Our daughter was abandoned on a sidewalk in the depth of winter. We brought her home and gave her our hearts and taught her why all the trees change in the fall.
When you are pro-life and also a mother by adoption, there is one pro-choice argument that especially hurts. I’m sure you’ve heard it: “An unwanted baby is destined for a bad life. Abortion is probably better for that child.”
That’s very hard to swallow when you love a child who was unwanted.
My own daughter was abandoned at birth, on a sidewalk in the depth of winter. She was wrapped in a yellow blanket and her umbilical cord was still attached. She was an “unwanted” child — an inconvenient person whose presence in this world comes with a whole set of challenges and dangers to her birth parents. Today she is a cheerful, pretty, teenage girl who delights us every day.
Although her story of “unwantedness” is specific to her, it is essentially the same tale told in different ways for every baby that has been labeled as unwanted and undesirable. I can give you countless examples: the baby whose father will not take responsibility for her upbringing but instead offers up money for her abortion; the little one who would have been wanted if conceived a year later, but today is inconvenient; the child who has a congenital defect like a cleft palate or Down syndrome; the hundreds of thousands of babies conceived in careless sexual encounters between men and women who have no desire to build a family together. You yourself can come up with many more variations on this theme, if you give it some thought.
My pretty girl was born in China when the one-child policy had not yet been changed to the two-child policy. She was fortunate. A passer-by took pity on her and carried her to the police station. She spent the first part of her life in a crowded orphanage. When we adopted her, she was a toddler with an uncertain smile and a worried frown.
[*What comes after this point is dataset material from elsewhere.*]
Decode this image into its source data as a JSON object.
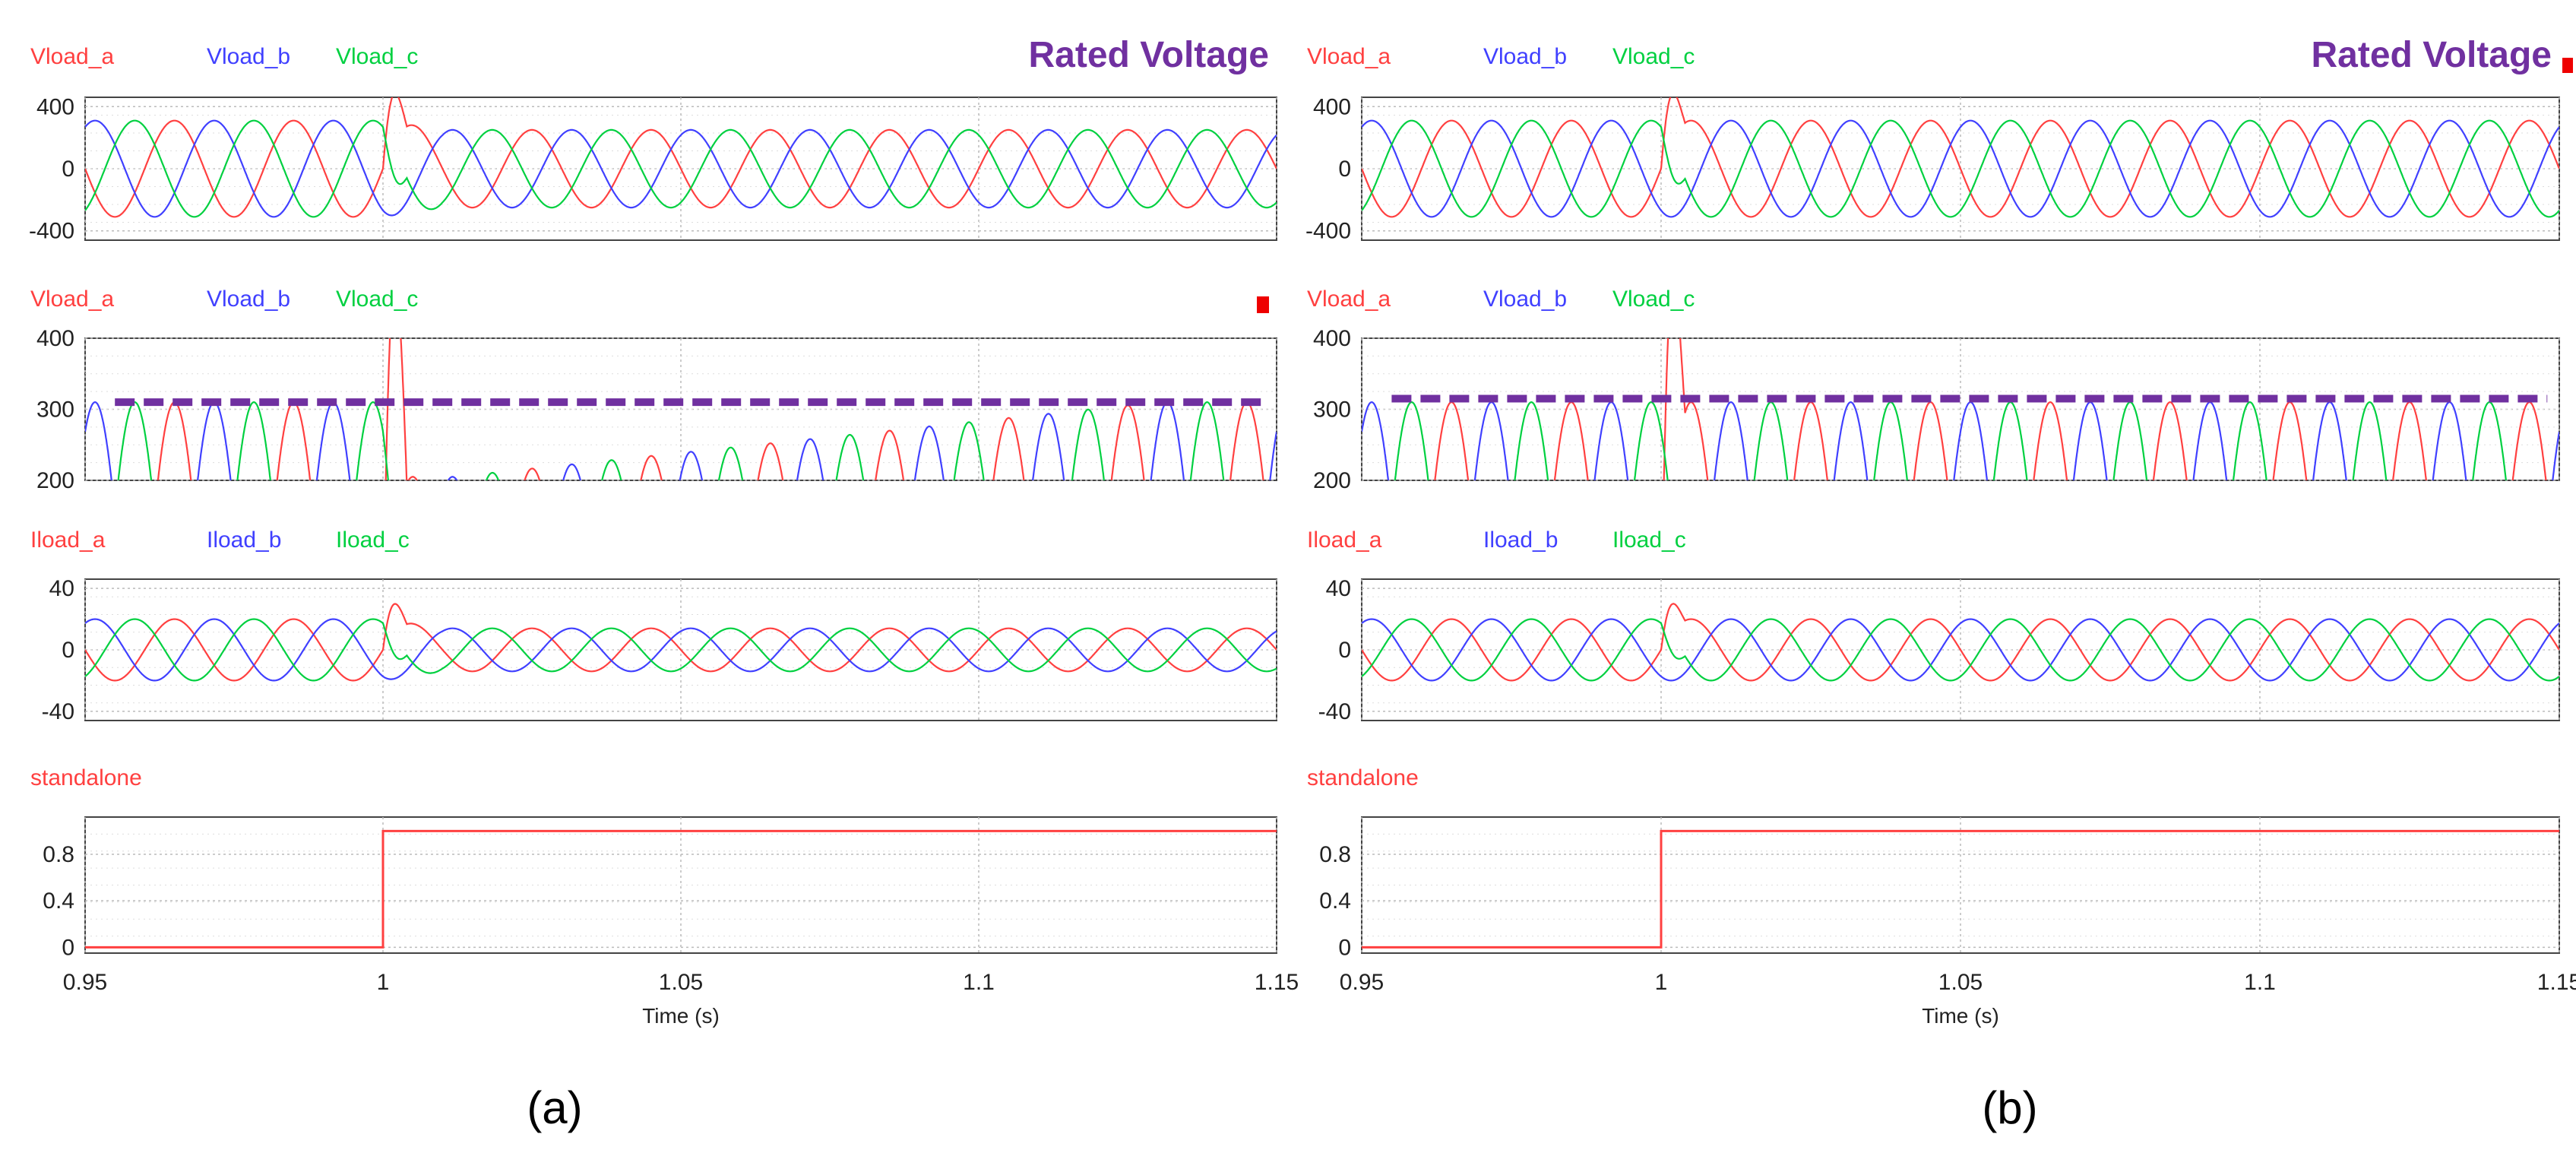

As far as “unwanted” babies she was probably a poster child. Most likely she was a second child, an unexpected — maybe even a tragic — pregnancy, exposing her parents to retribution by the state. The population police in China have been known to bulldoze the houses of couples who are hiding an unsanctioned pregnancy or child. Forced abortion, even of babies advanced in development, has been routinely practiced. Many stories have been told of heroic mothers and fathers who kept their pregnancies secret in order to bring their child to life, at great personal risk. The subsequent hidden births are dangerous because they’re unattended by doctors or midwives. The accounts are harrowing. So, too, are the tales of the sadness of laying the infant on the dirty street cement with a nearly hopeless prayer for her rescue.
What is hard to bear when you love one of these children who somehow survived their “unwantedness” is the awfulness of the sentence meted out to those who died by abortion. Sentenced to death for being the wrong sex. Or coming at the wrong time. Or simply coming uninvited. What a horrid loss. Every one of these children was meant to be a delight in the same way my daughter is a delight.
I hear her in the kitchen as I type these words. She is baking cupcakes and wearing AirPods. She probably doesn’t realize she is singing along loudly to our favorite Taylor Swift song. It’s called “The Best Day” and it’s about a girl growing up having “best days” with her mother. Let me assure all those who have not had the great joy of loving an “unwanted’’ child. Every day — every single day — is the best day with her.